Meta is cutting collectible art from Facebook and Instagram – plus another 10,000 jobs – as part of Zuck’s ‘Year of Efficiency’
In May 2022, Meta first dipped its toe in the festering swamp that is the NFT market, signalling the company’s intent to branch out into the crypto space (read: desperately maintain its waning relevance as we move toward Web 3.0). Many NFT enthusiasts rejoiced at the news, not only because they got to display their silly little collectibles on their Instagram and Facebook feeds, but also because it meant that NFTs were entering the mainstream.
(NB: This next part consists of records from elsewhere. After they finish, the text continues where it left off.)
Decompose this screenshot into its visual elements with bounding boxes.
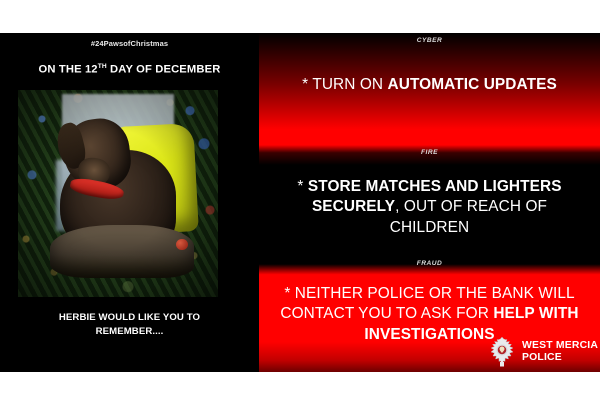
dog-blanket — [50, 225, 194, 279]
police-crest-badge-icon — [487, 336, 517, 368]
cyber-text-bold-1: AUTOMATIC UPDATES — [388, 76, 557, 93]
section-cyber: CYBER * TURN ON AUTOMATIC UPDATES — [259, 33, 600, 145]
section-fraud: FRAUD * NEITHER POLICE OR THE BANK WILL … — [259, 256, 600, 372]
section-label-fire: FIRE — [259, 149, 600, 156]
wmp-line-1: WEST MERCIA — [522, 340, 598, 352]
section-body-cyber: * TURN ON AUTOMATIC UPDATES — [273, 75, 586, 95]
right-panel: CYBER * TURN ON AUTOMATIC UPDATES FIRE *… — [259, 33, 600, 372]
west-mercia-police-logo: WEST MERCIA POLICE — [487, 336, 598, 368]
remember-line-1: HERBIE WOULD LIKE YOU TO — [59, 312, 200, 323]
remember-line-2: REMEMBER.... — [96, 326, 164, 337]
section-label-cyber: CYBER — [259, 37, 600, 44]
headline-rest: DAY OF DECEMBER — [107, 64, 221, 76]
west-mercia-police-logo-text: WEST MERCIA POLICE — [522, 340, 598, 363]
section-fire: FIRE * STORE MATCHES AND LIGHTERS SECURE… — [259, 145, 600, 256]
fire-text-plain-2: , OUT OF REACH OF CHILDREN — [390, 198, 547, 235]
poster-stage: #24PawsofChristmas ON THE 12TH DAY OF DE… — [0, 33, 600, 372]
wmp-line-2: POLICE — [522, 352, 598, 364]
section-label-fraud: FRAUD — [259, 260, 600, 267]
left-panel: #24PawsofChristmas ON THE 12TH DAY OF DE… — [0, 33, 259, 372]
headline-main: ON THE 12 — [39, 64, 98, 76]
headline-ordinal-suffix: TH — [98, 63, 107, 70]
remember-caption: HERBIE WOULD LIKE YOU TO REMEMBER.... — [24, 311, 235, 339]
section-body-fire: * STORE MATCHES AND LIGHTERS SECURELY, O… — [273, 177, 586, 238]
fire-text-plain-1: * — [297, 178, 307, 195]
cyber-text-plain-1: * TURN ON — [302, 76, 387, 93]
page-title: ON THE 12TH DAY OF DECEMBER — [0, 63, 259, 76]
dog-photo — [18, 90, 218, 297]
campaign-hashtag: #24PawsofChristmas — [0, 39, 259, 48]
Or were they?
Now, just ten months later, Meta has announced that it’s “winding down” its support for digital collectibles and focusing its energies elsewhere. “Some product news: across the company, we’re looking closely at what we prioritise to increase our focus,” wrote Meta commerce and fintech lead Stephane Kasriel in a tweet on Monday (March 13). “We’re winding down digital collectibles (NFTs) for now to focus on other ways to support creators, people, and businesses.”
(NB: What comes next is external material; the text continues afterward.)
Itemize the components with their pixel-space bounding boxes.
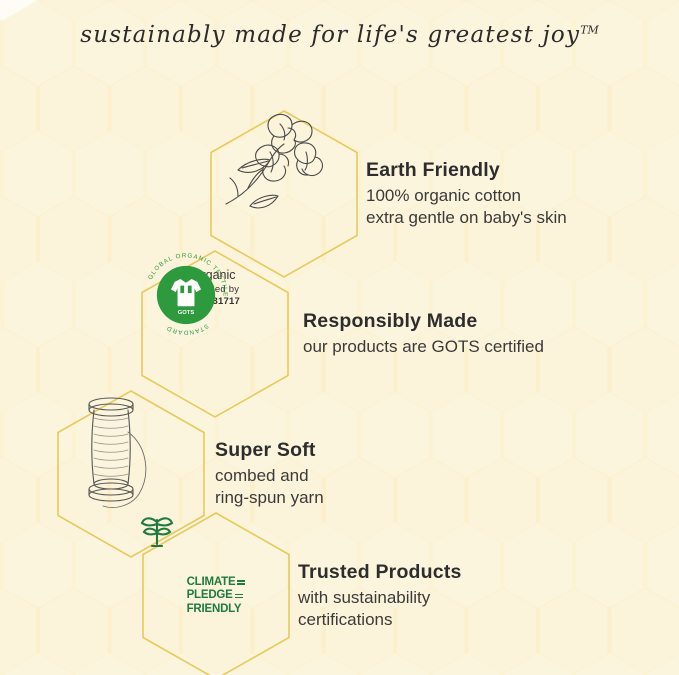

Cue: an outpouring of complaints from people who think right-clicking a JPEG is actual theft, and I-told-you-so’s from those who were sceptical of Meta’s ambitions from the outset.
Admittedly, it isn’t easy to tell what could have come from Meta’s brief flirtation with NFTs, if integration had continued beyond just a few months and allowed users to do more than simply display their collectibles. This is a source of frustration among many enthusiasts in the comments of Kasriel’s post, who have criticised the “short-sighted move” and bemoaned the company’s lack of faith in NFT creators and their communities.
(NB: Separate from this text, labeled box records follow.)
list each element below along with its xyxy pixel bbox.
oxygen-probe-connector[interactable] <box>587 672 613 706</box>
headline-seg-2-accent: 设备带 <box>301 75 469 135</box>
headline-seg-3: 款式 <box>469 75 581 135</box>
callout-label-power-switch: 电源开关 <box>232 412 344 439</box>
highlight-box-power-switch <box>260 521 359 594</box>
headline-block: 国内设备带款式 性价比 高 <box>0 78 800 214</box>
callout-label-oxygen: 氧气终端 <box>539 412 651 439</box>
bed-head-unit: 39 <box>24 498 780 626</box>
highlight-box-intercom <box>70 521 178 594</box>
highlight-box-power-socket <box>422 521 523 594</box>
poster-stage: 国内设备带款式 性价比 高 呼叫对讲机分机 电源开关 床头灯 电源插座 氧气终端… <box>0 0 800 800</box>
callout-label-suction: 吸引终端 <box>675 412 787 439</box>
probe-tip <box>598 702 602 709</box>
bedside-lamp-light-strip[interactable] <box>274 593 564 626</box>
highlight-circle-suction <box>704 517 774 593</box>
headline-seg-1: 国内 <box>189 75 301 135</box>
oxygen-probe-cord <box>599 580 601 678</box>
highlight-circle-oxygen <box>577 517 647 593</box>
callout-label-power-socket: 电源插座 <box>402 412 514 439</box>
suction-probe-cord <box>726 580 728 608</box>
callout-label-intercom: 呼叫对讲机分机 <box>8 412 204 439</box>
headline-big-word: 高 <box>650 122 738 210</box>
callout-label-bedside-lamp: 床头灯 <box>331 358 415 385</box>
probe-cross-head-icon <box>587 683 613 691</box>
Others suggest that Meta’s intentions were more insidious. “We get it, you realised that using public crypto networks means you can’t exploit creators, people and businesses in the same way you have been,” reads a comment from one self-professed degen. Noah Addis, a photographer who sells his work as NFTs, adds: “Soooo…..you weren’t able to monetize NFTs for your own gain and weren’t happy with putting the power and profits back in the hands of creators and collectors so you’re focusing your efforts elsewhere.”
So why is Meta cutting back on its NFT integration? Is it really because the company thinks they’re a threat to its business model? Is it because Zuck looked too deep into the rotten heart of a Bored Ape? According to Kasriel, it simply represents a shift in focus as Meta continues to chase a monopoly on the metaverse.
Some product news: across the company, we're looking closely at what we prioritize to increase our focus. We’re winding down digital collectibles (NFTs) for now to focus on other ways to support creators, people, and businesses. 🧵[1/5]— Stephane Kasriel (@skasriel) March 13, 2023
“We learned a tonne that we’ll be able to apply to products we’re continuing to build to support creators, people, and businesses on our apps, both today and in the metaverse,” says Kasriel, on the demise of Meta’s NFT experiment. “Let me be clear: creating opportunities for creators and businesses to connect with their fans and monetise remains a priority.” Instead of collectibles, this will apparently involve working on products such as Meta Pay, and new ways to earn revenue from Reels.
It’s unsurprising that Meta is having to make some sacrifices to chase its lofty goals. Reality Labs, its AR and VR division, lost a reported $13.7 billion last year, and Meta itself laid off about 13 per cent of its workforce (meaning 11,000 people) last November. Today, Mark Zuckerberg announced that the company is letting go of another 10,000 employees, and cancelling around 5,000 open job positions. Later this year, Meta’s so-called “Year of Efficiency” will see restructuring across the entire company.
It’s also not too surprising that collectible art was one of the first things to go. While hype for NFTs swept the internet in 2021, leaving a wave of random millionaires and over-eager auctioneers in its wake, it quickly dropped off, with a significant market crash in 2022. That isn’t to say that NFTs are completely dead and buried – modern art museums like the Pompidou and LACMA have even started collecting notable examples – but they’re definitely not at the top of Meta’s technocratic to-do list, either.